‘Un po’ per gioco…un po’ per non morire’: a Foggia la mostra di Manduzio "divisa in due"
Ancora una volta, una mostra divisa in due. Una parte al Palazzetto dell’Arte, l’altra al Museo Civico. Questo, per un artista che credevamo ormai “specializzato” in un’arte tutta particolare e riconoscibilissima, quella del dar vita ed anima a frustoli di vecchi tomi. E invece, ecco che, quando ormai la cifra è quella e la firma è di facile attribuzione, il nostro vira decisamente e si volta all’indietro, recuperando modi e stili di tanti anni fa.

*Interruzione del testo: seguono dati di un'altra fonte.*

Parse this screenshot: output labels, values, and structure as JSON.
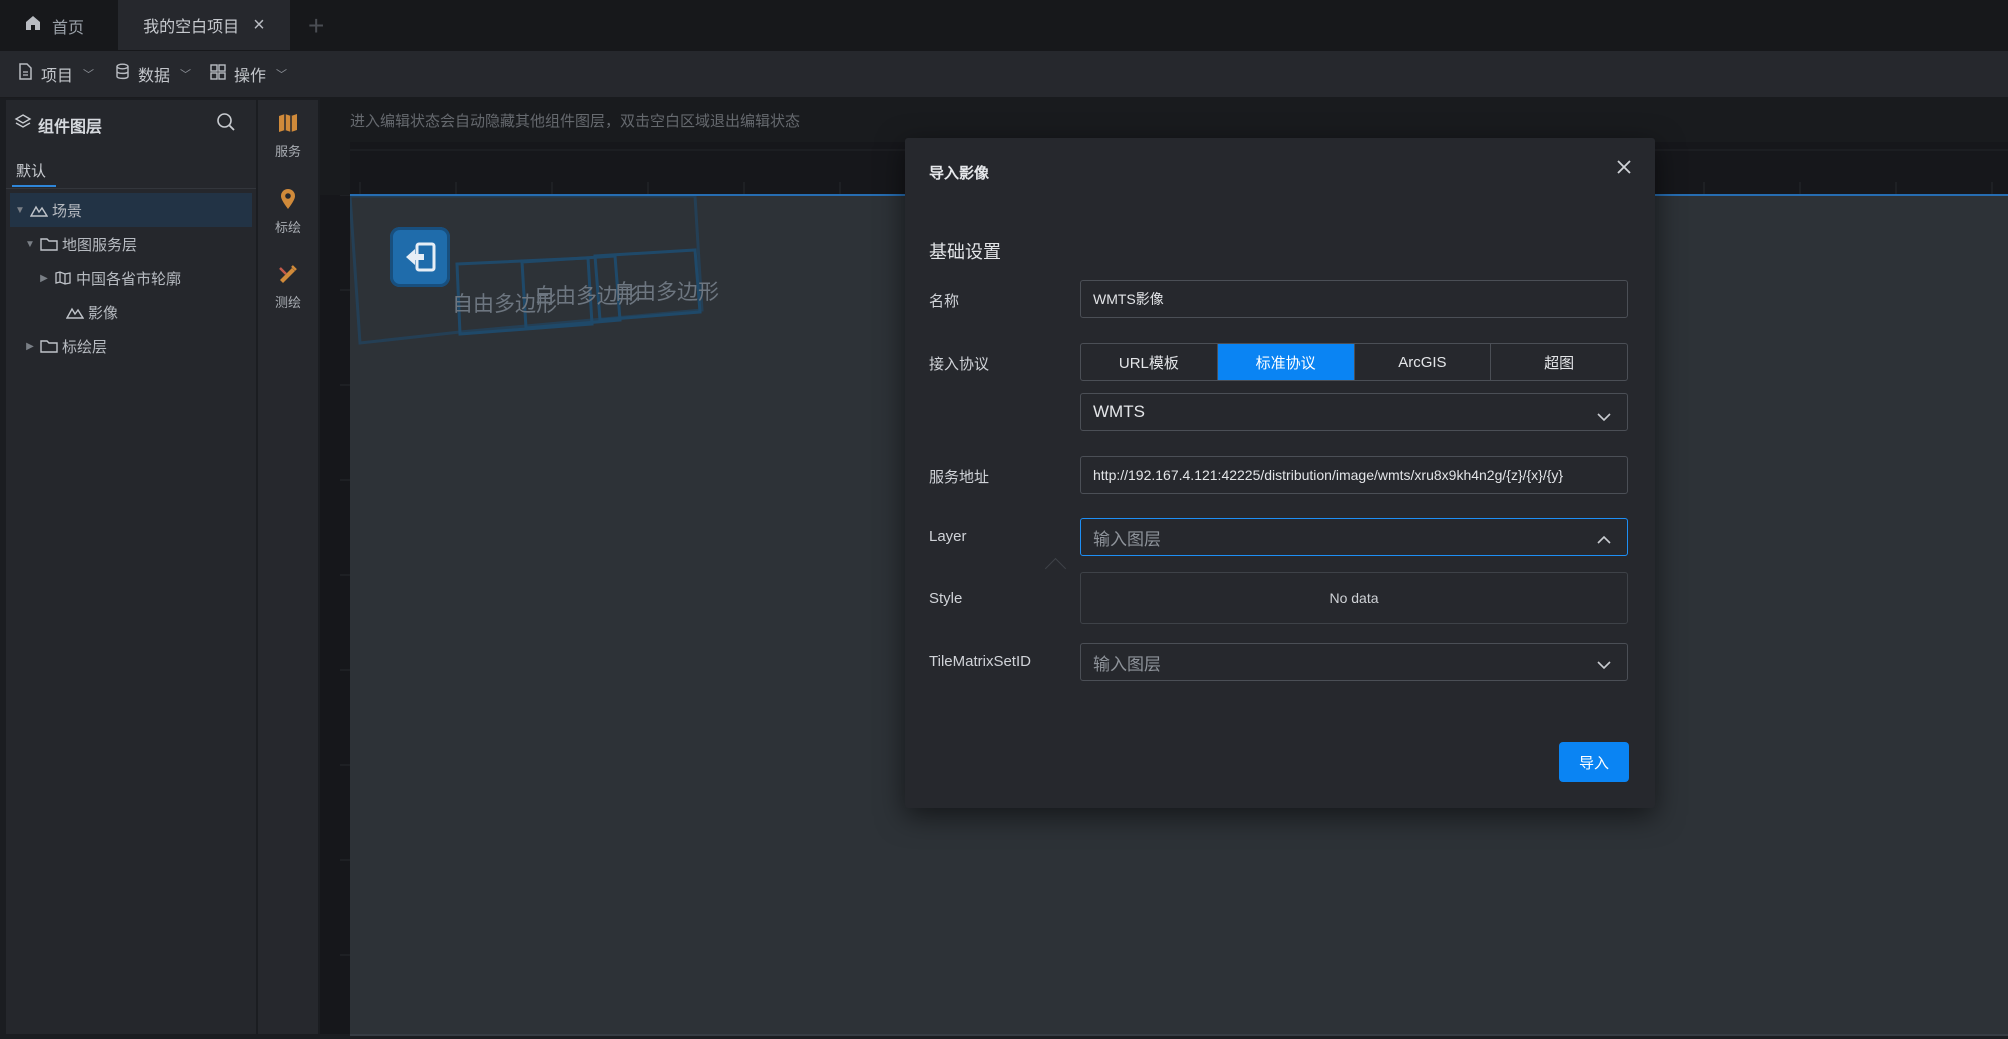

L’aggiornamento linguistico della sua pittura, che è quasi un precipitato, un distillato dell’arte del Novecento, non è infatti mai fine a se stesso. È come se egli avesse messo in una centrifuga le connotazioni di forma, movimento, spazio, linea, superficie su cui il dibattito sulle arti visive è stato più alto e poi, avendone ricavato forme originali, nuove dimensioni spaziali e tessiture (anche cromatiche) particolari tra i vari elementi, non si fosse sentito pago di tali stilemi formali ma li avesse piegati ad una lettura più approfondita della realtà. L’evoluzione linguistica, infatti, non deve farci dimenticare il rapporto con il mondo, interno o esterno che sia.